I had an interesting discussion with a friend, who is a Haskell Developer.
Onur: Hey. I have just written a function but I feel like it is more complicated than it should be. I’m trying to dedup a collection of maps based on two keys. Here is my version that I am not happy with:
(defn- dedup-by-dorry-and-brogy
[records]
(vec
(reduce
(fn [dedupped-records
{:keys [dorry brogy] :as record}]
(if (some
#(and
(= dorry (:dorry %))
(= brogy (:brogy %)))
dedupped-records)
dedupped-records
(conj dedupped-records record)))
'()
;; reverse to keep the last occurrence
(reverse records))))
Berk: Hmm… I’ll send you how I’d write it in Haskell.
Onur: Well, I just thought a better version while explaining the problem to you… I guess sometimes I should just explain the problem outloud to myself. I can just use group-by
, grouping the records by the keys, and map
to get last ones. group-by
respects the order so it should be fine.
Onur: Here it is:
(defn- dedup-by-dorry-and-brogy
[records]
(->> records
(group-by #(select-keys % [:dorry :brogy]))
vals
(map last)
(into [])))
Berk: Yeah, this is indeed better… Though I’d write it like this in Haskell:
dedup :: [Rec] -> [Rec]
dedup = nubBy ((==) `on` (dorry &&& brogy)) . reverse
Onur: What does nubBy
do?
Berk: nub
deletes duplicates from a list and retains the first element. The nubBy
function behaves just like nub
, except it uses a user-supplied equality predicate instead of the overloaded (==) function. Here is the documentation.
Onur: Hmm… We have distinct
for nub
in Clojure. I wonder if we have a distinct-by
.
Berk: In Haskell, for functions like nub
there’s generally a -by
version too.
Onur: Similarly, Clojure has sort
and sort-by
too. But seems there’s not distinct-by
yet as this ticket is still open.
Onur: Though, there is this awesome de-facto helper library. It’s already in our project dependencies and has distinct-by
in it. I’ll just use from that.
Onur: Here is how it looks like.
(defn- dedup-by-dorry-and-brogy
[records]
(->> records
;; reverse to retain last record
reverse
(distinct-by #(select-keys % [:dorry :brogy]))))
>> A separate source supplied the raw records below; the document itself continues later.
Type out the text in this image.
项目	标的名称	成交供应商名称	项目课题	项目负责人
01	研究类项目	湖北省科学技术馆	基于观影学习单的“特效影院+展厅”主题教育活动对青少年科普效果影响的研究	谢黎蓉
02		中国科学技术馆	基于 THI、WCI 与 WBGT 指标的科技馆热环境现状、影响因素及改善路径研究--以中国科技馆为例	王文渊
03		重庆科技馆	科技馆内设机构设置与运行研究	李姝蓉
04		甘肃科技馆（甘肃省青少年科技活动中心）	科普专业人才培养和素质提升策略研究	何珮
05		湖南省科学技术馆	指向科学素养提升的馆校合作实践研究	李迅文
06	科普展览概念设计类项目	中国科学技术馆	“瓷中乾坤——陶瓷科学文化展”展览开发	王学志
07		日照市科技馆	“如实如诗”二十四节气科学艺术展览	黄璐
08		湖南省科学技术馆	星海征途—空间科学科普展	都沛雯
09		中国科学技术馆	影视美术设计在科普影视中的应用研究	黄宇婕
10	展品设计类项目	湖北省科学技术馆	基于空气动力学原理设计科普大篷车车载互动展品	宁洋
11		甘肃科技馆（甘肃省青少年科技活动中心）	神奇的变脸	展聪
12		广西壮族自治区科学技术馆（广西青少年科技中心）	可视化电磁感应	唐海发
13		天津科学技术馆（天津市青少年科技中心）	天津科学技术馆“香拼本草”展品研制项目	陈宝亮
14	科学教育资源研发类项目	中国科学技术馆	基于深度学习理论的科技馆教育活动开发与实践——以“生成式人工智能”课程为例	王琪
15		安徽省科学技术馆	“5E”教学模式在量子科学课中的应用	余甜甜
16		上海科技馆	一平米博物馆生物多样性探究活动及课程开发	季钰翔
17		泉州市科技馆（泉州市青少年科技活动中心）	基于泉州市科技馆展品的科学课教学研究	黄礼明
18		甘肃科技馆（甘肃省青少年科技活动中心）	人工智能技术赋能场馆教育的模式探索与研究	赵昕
Onur: Well, I can use juxt
too. It is like map
, but unlike map
applying a function to each element of a collection, juxt
takes multiple functions and returns one function applying each one of those functions in order to passed args. Or something like that. Here is the updated version.
(defn- dedup-by-dorry-and-brogy
[records]
(->> records
;; reverse to retain last record
reverse
(distinct-by (juxt :dorry :brogy))))
Berk: This is pretty cool! You are brilliant Onur, and also much more handsome than I am.
Onur: Thanks.
Berk: Though, why not using comp
instead of threading macro
? I think this reads more natural:
(def dedup-by-dorry-and-brogy
(comp
(distinct-by (juxt :dorry :brogy))
reverse))
Onur: In this example, comp
indeed can be used too as both functions take one argument. But imagine you want to take last 10 elements of the collection. With threading macro, you can just add (take 10)
in the end. If it was comp
, you’d have to create a partial
function…
Berk: Right, Haskell automatically curries so partial
is not needed.
These were the last moments we enjoyed our lives before losing 3 games in a row in Dota.